SIl n’est guère fréquent, reconnaissons-le, qu’une exposition d’art contemporain nous donne à voir, non des « tableaux », ces choses qui s’élaborent pour se négocier aussitôt, mais les fragments d’un univers. Histoire sans paroles, pans d’une cosmogonie dont l’œuvre n’est pas la fin en soi mais la proximité sensible et accidentelle, la peinture de Wyrzykowski apparaît d’une espèce peu commune. Au lieu d’engendrer des images, des objets plus ou moins séduisants, elle se constitue en «  milieu », un milieu vivant doué d’une dynamique singulière et capable de se régénérer de tableau en tableau. À telle enseigne que les implications existentielles et même politiques rarement tout à fait absentes de la peinture polonaise y puisent une nouvelle verdeur et qu’au-delà de la grille du langage strictement poétique on perçoive les plaies toujours vives de l’histoire.
Moins une peinture qu’on « regarde », ce qui implique une distance parfois infranchissable qu’une peinture qui vous regarde, vous imprègne, vous captive. Quelques fois, la peinture c’est beaucoup plus que de la peinture… Ici, il nous semble percevoir des eaux poissonneuses, des masses océanes prises dans une résille de signes, d’envoûtants mirages celés sous le grillage d’un trais épais… Là, de vastes et immémoriales empreintes, des constellations de graphies abstraites et pourtant expressives, des ombres denses et mystérieuses à laquelle la peinture prête son épaisseur. Une impression de vie intense, organique et corpusculaire prise dans les rets d’une organisation abstraite. Le rythme et la scansion de la composition y ont une importance primordiale, suggérant et prolongeant sur la toile les rituels immuables selon lesquels la nature se manifeste.

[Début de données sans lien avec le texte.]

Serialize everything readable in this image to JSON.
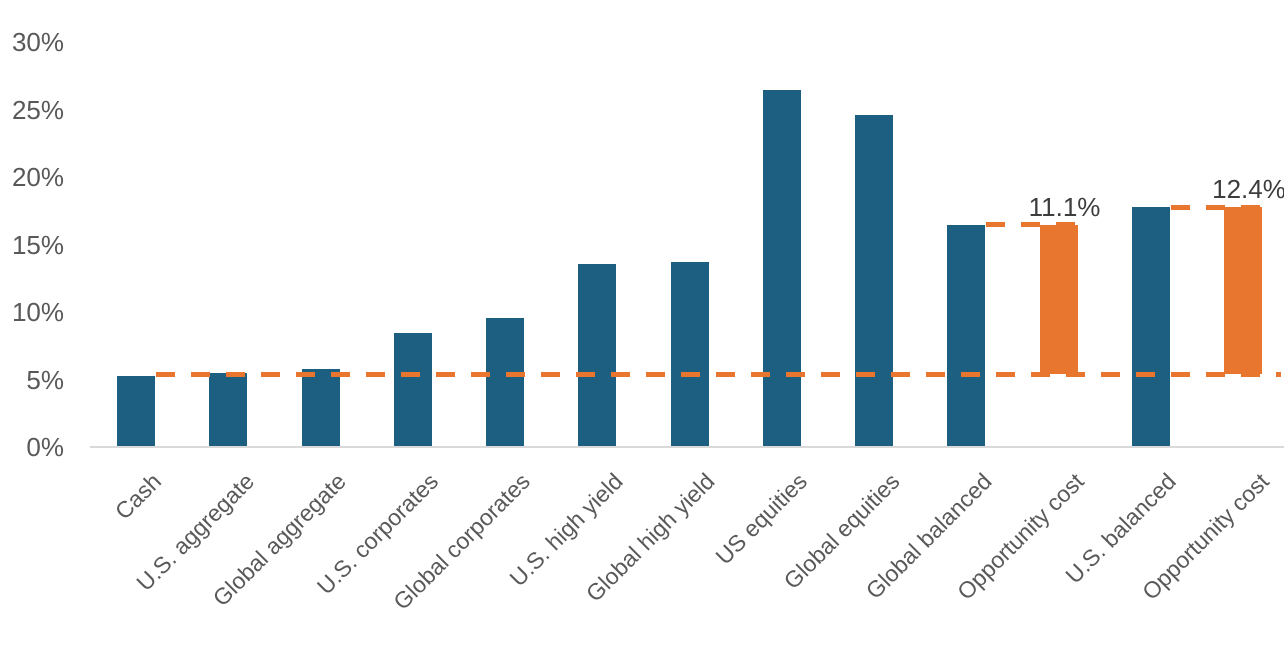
{
  "colors": {
    "asset_bar": "#1d5f80",
    "opportunity_bar": "#e8762e",
    "reference_line": "#e8762e",
    "axis_text": "#595959",
    "data_label_text": "#3d3d3d",
    "axis_line": "#d9d9d9"
  },
  "chart_data": {
    "type": "bar",
    "title": "",
    "xlabel": "",
    "ylabel": "",
    "ylim": [
      0,
      30
    ],
    "grid": false,
    "legend": false,
    "y_ticks": [
      {
        "label": "0%",
        "value": 0
      },
      {
        "label": "5%",
        "value": 5
      },
      {
        "label": "10%",
        "value": 10
      },
      {
        "label": "15%",
        "value": 15
      },
      {
        "label": "20%",
        "value": 20
      },
      {
        "label": "25%",
        "value": 25
      },
      {
        "label": "30%",
        "value": 30
      }
    ],
    "categories": [
      "Cash",
      "U.S. aggregate",
      "Global aggregate",
      "U.S. corporates",
      "Global corporates",
      "U.S. high yield",
      "Global high yield",
      "US equities",
      "Global equities",
      "Global balanced",
      "Opportunity cost",
      "U.S. balanced",
      "Opportunity cost"
    ],
    "bars": [
      {
        "category": "Cash",
        "value": 5.2,
        "base": 0,
        "kind": "asset"
      },
      {
        "category": "U.S. aggregate",
        "value": 5.4,
        "base": 0,
        "kind": "asset"
      },
      {
        "category": "Global aggregate",
        "value": 5.7,
        "base": 0,
        "kind": "asset"
      },
      {
        "category": "U.S. corporates",
        "value": 8.4,
        "base": 0,
        "kind": "asset"
      },
      {
        "category": "Global corporates",
        "value": 9.5,
        "base": 0,
        "kind": "asset"
      },
      {
        "category": "U.S. high yield",
        "value": 13.5,
        "base": 0,
        "kind": "asset"
      },
      {
        "category": "Global high yield",
        "value": 13.6,
        "base": 0,
        "kind": "asset"
      },
      {
        "category": "US equities",
        "value": 26.4,
        "base": 0,
        "kind": "asset"
      },
      {
        "category": "Global equities",
        "value": 24.5,
        "base": 0,
        "kind": "asset"
      },
      {
        "category": "Global balanced",
        "value": 16.4,
        "base": 0,
        "kind": "asset"
      },
      {
        "category": "Opportunity cost",
        "value": 11.1,
        "base": 5.3,
        "kind": "opportunity",
        "data_label": "11.1%"
      },
      {
        "category": "U.S. balanced",
        "value": 17.7,
        "base": 0,
        "kind": "asset"
      },
      {
        "category": "Opportunity cost",
        "value": 12.4,
        "base": 5.3,
        "kind": "opportunity",
        "data_label": "12.4%"
      }
    ],
    "reference_line": {
      "value": 5.3,
      "style": "dashed",
      "starts_after_category": "Cash"
    },
    "connector_lines": [
      {
        "value": 16.4,
        "style": "dashed",
        "from_category_index": 9,
        "to_category_index": 10
      },
      {
        "value": 17.7,
        "style": "dashed",
        "from_category_index": 11,
        "to_category_index": 12
      }
    ]
  }
}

On pense aux tout premiers âges de la représentation artistique, aux « motifs » et aux signes idéomorphes vivement tracés dans la terre des objets utilitaires, aux décors qui narraient la vie quotidienne et la nature en incluant une symbolique de vie et de mort. La toile sous sa brosse devient un médium singulier qui absorbe comme une radiographie les mouvances, les ombres, les taches et les opacités les plus signifiantes. La peinture est moins élaboration et construction que processus de captation et de conversion immédiate du flux vital en puissantes impressions graphiques ou quelquefois en subtiles microcosmes.
Comme l’organisme vivant se fossilise dans la pierre au fil des millénaires, les œuvres de Wyrzykowski gardent et transforment la trace de ce qui a le plus marqué le peintre. Il traque les ombres et les agrandit jusqu’à leur donner une dimension fabuleuse. L’infiniment petit, le larvaire, le microscopique s’amplifient sous son regard et se confondent avec les sortilèges, les fantasmes surgis de la nuit noire de l’histoire et de l’aventure collective. Piégeant temps et espace grâce au code immédiatement sensible de son langage primitif, Wyrzykowski fait participer d’un même tissu organique les événements et les sédiments qu’ils laissent dans la mémoire.
Tout est transcription, chez lui, au sens musical du terme, architecture du rêve, symbolique de l’invisible. Un art capable de raccourcis impressionnants puisque des valeurs généralement distinctes comme le dessin, la peinture, la gravure trouvent ici une expression commune. Jusqu’au registre des couleurs qui lui aussi déroge à l’ordre traditionnel : des gris, des bleus marine, des noirs, des beiges et des bruns… Ils accentuent le sentiment d’une cosmogonie fonctionnant selon les lois singulières et irrationnelles de l’inconscient.